I am at yet another undesirable forced life change. This unwanted "gift" I have been given has made the old impossible to ever have again and is presenting new "opportunities" almost daily. I learned from that car wreck that fighting the inevitable is useless, so I will do my best to embrace this and make the most of the opportunities I've been given. Opportunities to meet others dealing with similar issues, to share my story with people who might otherwise feel alone, and to hopefully prevent my friends kids from ever dealing with the same thing. 

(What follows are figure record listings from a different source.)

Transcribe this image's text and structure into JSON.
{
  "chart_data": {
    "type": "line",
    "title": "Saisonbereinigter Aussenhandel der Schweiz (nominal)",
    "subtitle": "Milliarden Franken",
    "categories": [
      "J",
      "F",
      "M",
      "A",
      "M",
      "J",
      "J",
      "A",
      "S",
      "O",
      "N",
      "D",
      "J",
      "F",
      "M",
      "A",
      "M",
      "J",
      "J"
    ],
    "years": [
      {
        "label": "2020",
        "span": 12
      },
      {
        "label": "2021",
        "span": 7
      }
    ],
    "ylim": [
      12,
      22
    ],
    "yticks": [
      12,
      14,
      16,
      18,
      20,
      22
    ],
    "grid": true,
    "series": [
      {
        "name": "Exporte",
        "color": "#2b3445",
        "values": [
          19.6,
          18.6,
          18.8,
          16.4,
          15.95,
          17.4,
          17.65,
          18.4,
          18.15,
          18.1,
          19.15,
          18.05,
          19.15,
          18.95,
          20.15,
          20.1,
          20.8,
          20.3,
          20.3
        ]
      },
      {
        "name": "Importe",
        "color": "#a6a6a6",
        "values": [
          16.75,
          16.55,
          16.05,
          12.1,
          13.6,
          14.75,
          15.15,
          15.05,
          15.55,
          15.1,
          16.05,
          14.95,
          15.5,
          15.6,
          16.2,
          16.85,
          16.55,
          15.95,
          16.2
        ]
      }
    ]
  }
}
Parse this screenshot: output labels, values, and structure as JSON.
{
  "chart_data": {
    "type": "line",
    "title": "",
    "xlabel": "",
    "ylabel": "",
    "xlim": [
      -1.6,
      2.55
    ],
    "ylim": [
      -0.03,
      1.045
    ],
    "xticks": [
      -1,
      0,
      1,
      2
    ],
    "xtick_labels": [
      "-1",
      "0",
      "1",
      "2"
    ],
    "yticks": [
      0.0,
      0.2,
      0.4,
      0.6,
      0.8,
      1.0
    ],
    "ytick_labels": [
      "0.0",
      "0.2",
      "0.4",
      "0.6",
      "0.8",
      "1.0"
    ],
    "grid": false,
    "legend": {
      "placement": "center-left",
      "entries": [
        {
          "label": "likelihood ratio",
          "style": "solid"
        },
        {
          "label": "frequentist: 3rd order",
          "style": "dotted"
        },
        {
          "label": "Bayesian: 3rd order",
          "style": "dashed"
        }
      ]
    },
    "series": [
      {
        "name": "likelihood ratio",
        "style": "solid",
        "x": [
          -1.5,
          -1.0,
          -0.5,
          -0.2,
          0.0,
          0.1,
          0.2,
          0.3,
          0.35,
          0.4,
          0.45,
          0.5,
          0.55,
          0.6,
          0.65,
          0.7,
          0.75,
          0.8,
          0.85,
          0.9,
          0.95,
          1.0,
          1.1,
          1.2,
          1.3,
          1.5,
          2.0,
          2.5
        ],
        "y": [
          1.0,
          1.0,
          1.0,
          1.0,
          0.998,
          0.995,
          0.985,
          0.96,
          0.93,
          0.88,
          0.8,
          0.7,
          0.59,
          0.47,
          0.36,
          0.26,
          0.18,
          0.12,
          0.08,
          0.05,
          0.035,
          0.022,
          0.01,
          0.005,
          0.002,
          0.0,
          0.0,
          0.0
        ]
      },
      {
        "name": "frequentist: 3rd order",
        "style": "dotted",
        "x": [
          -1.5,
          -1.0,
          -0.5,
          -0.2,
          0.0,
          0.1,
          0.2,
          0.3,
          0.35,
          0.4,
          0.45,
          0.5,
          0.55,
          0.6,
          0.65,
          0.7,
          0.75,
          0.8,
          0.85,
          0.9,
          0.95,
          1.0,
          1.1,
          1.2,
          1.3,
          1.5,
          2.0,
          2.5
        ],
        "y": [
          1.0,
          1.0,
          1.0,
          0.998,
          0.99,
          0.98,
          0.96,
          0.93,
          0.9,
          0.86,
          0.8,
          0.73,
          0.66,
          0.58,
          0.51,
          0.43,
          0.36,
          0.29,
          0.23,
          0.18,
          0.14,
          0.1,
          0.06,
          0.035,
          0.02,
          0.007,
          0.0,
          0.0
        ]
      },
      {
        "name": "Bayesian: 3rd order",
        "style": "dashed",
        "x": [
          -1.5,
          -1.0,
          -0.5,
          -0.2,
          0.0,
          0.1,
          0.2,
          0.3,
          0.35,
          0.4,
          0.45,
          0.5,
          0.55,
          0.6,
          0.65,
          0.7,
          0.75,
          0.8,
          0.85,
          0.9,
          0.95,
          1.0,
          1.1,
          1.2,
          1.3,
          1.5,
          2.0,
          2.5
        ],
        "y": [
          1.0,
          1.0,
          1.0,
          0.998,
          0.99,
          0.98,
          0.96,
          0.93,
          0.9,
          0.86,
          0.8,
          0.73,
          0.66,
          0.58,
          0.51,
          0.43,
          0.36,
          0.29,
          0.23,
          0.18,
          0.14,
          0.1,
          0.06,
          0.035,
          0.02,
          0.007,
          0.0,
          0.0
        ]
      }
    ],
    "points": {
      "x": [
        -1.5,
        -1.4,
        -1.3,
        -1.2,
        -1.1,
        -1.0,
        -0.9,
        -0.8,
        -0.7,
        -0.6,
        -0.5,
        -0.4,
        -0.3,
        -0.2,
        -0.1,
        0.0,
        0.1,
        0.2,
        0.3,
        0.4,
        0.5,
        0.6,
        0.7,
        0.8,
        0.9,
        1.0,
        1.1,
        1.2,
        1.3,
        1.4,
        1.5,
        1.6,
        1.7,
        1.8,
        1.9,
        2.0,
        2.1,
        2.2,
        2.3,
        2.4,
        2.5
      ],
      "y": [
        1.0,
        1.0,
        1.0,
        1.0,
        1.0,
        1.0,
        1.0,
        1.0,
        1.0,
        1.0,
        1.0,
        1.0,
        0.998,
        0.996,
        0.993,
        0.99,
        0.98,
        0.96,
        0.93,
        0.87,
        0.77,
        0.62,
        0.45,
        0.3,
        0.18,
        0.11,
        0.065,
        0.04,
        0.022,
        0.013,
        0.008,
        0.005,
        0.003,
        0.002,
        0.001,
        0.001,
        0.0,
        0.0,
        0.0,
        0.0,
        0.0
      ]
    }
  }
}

May we all have the courage to let go of the old and discover the "New Lands" ahead of us.


Sunday, August 29, 2010

An Introduction

Hello all, I'm August. I just turned 37 this month (thus the name) and prior to July of this year, I would have sworn up and down that I've never had an STD/STI in my entire life. So much for that. I have HPV - the cancer causing kind. I found out about it as my doctor was insisting I had to make an appointment pretty much immediately to have the plethora of pre-cancerous cells on my cervix frozen before they progressed further. How in the heck did that happen??? Yes, I know, sex. That wasn't the question. How in the heck did I go from carefree to worrying about cancer? I thought this type of cancer moved slowly. Just over a year ago I had a completely normal pap and now we're talking about cancer, HPV, and freezing my cervix??? Somehow, somewhere, I fell down the rabbit hole and have found myself in a very strange world where nothing is as it should be.


Who am I (besides a woman with HPV)? I am a daughter, a sister, a sponsor of two Compassion International children, Mom to two dogs & a cat (all rescues), a horse lover, country music enthusiast, gardener, explorer of new places, and will always be a farm girl at heart. And I am pleased to meet all of you. May you all have a blessed day.